Herkes sesini zar zor çıkaran Sabito'ya döndü. Shinazugawa sinirlendiğini hissediyordu. "Kafana aldığın darbeler yüzünden hafızanın kaybettin, Sabito." Sabito anında karşılık verdi. Hafızamı kaybetmediğime ruhum üzerine yemin ediyorum Shinazugawa. Tanjiro'nun dediği gibi benim geldiğim yerde insan yiyen iblisler var.

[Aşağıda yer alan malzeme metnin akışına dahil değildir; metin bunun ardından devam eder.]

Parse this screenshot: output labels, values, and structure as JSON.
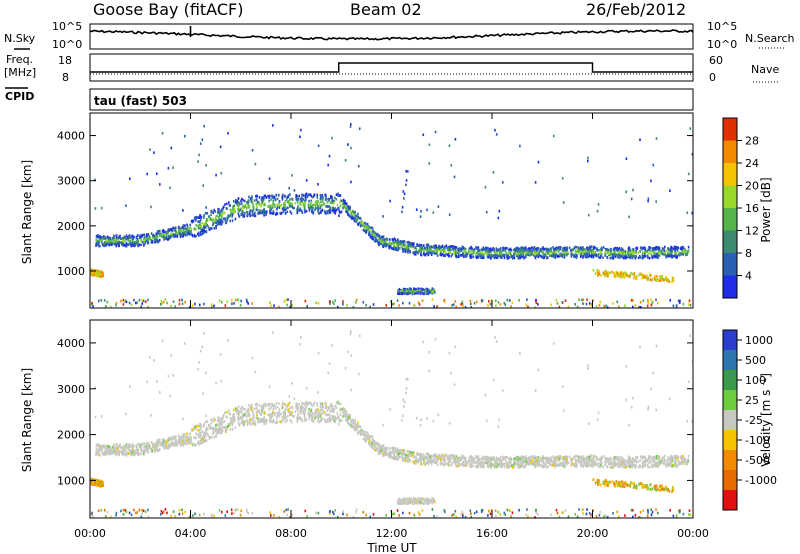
{
  "header": {
    "station": "Goose Bay (fitACF)",
    "beam": "Beam 02",
    "date": "26/Feb/2012"
  },
  "noise_panel": {
    "left_label": "N.Sky",
    "right_label": "N.Search",
    "left_ticks": [
      "10^5",
      "10^0"
    ],
    "right_ticks": [
      "10^5",
      "10^0"
    ]
  },
  "freq_panel": {
    "left_label_1": "Freq.",
    "left_label_2": "[MHz]",
    "right_label": "Nave",
    "left_ticks": [
      "18",
      "8"
    ],
    "right_ticks": [
      "60",
      "0"
    ]
  },
  "cpid": {
    "label": "CPID",
    "value": "tau (fast) 503"
  },
  "x_axis": {
    "ticks": [
      "00:00",
      "04:00",
      "08:00",
      "12:00",
      "16:00",
      "20:00",
      "00:00"
    ],
    "label": "Time UT"
  },
  "power_panel": {
    "ylabel": "Slant Range [km]",
    "yticks": [
      "1000",
      "2000",
      "3000",
      "4000"
    ],
    "colorbar_label": "Power [dB]",
    "colorbar_ticks": [
      "4",
      "8",
      "12",
      "16",
      "20",
      "24",
      "28"
    ],
    "colors": [
      "#1f2ee6",
      "#2b5fb2",
      "#3c8a70",
      "#55b54b",
      "#9ad92b",
      "#f5c400",
      "#f28a00",
      "#e03000"
    ]
  },
  "velocity_panel": {
    "ylabel": "Slant Range [km]",
    "yticks": [
      "1000",
      "2000",
      "3000",
      "4000"
    ],
    "colorbar_label": "Velocity [m s^-1]",
    "colorbar_ticks": [
      "1000",
      "500",
      "100",
      "25",
      "-25",
      "-100",
      "-500",
      "-1000"
    ],
    "colors": [
      "#2a3dcc",
      "#2f76b0",
      "#3a9a4a",
      "#6ccd3e",
      "#c8c8c2",
      "#f5c400",
      "#f28a00",
      "#e56a00",
      "#e01010"
    ]
  },
  "chart_data": {
    "type": "heatmap",
    "x_unit": "hours UT",
    "x_range": [
      0,
      24
    ],
    "y_range_km": [
      180,
      4500
    ],
    "scatter_bands": [
      {
        "name": "main",
        "points": [
          [
            0.2,
            1700
          ],
          [
            2,
            1700
          ],
          [
            4,
            1960
          ],
          [
            6,
            2450
          ],
          [
            8,
            2520
          ],
          [
            10,
            2520
          ],
          [
            11.5,
            1700
          ],
          [
            13,
            1500
          ],
          [
            16,
            1420
          ],
          [
            20,
            1450
          ],
          [
            21,
            1420
          ],
          [
            23.8,
            1450
          ]
        ]
      },
      {
        "name": "near-early",
        "points": [
          [
            0.0,
            1000
          ],
          [
            0.5,
            950
          ]
        ]
      },
      {
        "name": "patch-12h",
        "points": [
          [
            12.2,
            580
          ],
          [
            13.7,
            580
          ]
        ]
      },
      {
        "name": "late-near",
        "points": [
          [
            20,
            1000
          ],
          [
            22,
            900
          ],
          [
            23.2,
            820
          ]
        ]
      }
    ],
    "noise_peak_hour": 4.0,
    "freq_step_hours": [
      9.9,
      20.0
    ]
  }
}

Bana yapılan bu şeyi bir insanın yapabileceğine inanmıyorsunuz zaten, öyle değil mi?" Shinazugawa Sabito'ya cevap vereceği anda kapı açılıp içeri telaşlı bir Mitsuri girmişti. "Tüm Tokyo'da önümüzdeki üç gün resmi izin ilan edilmiş. Bugün tenha mahallelerde bir çok insan cesedi ve yaralı bulunmuş. Bazı cesedlerin bazı uzuvları veya bedenlerini bir kısmı yokmuş." Sabito'nun dudağı yukarı doğru kıvrıldı. "İblisler, artık bu dünyada da katliam yaratacaklar. Benim dünyamdaki gibi."
꧁꧂
Sabito'ya kıyamadığım için onu geri getirdim.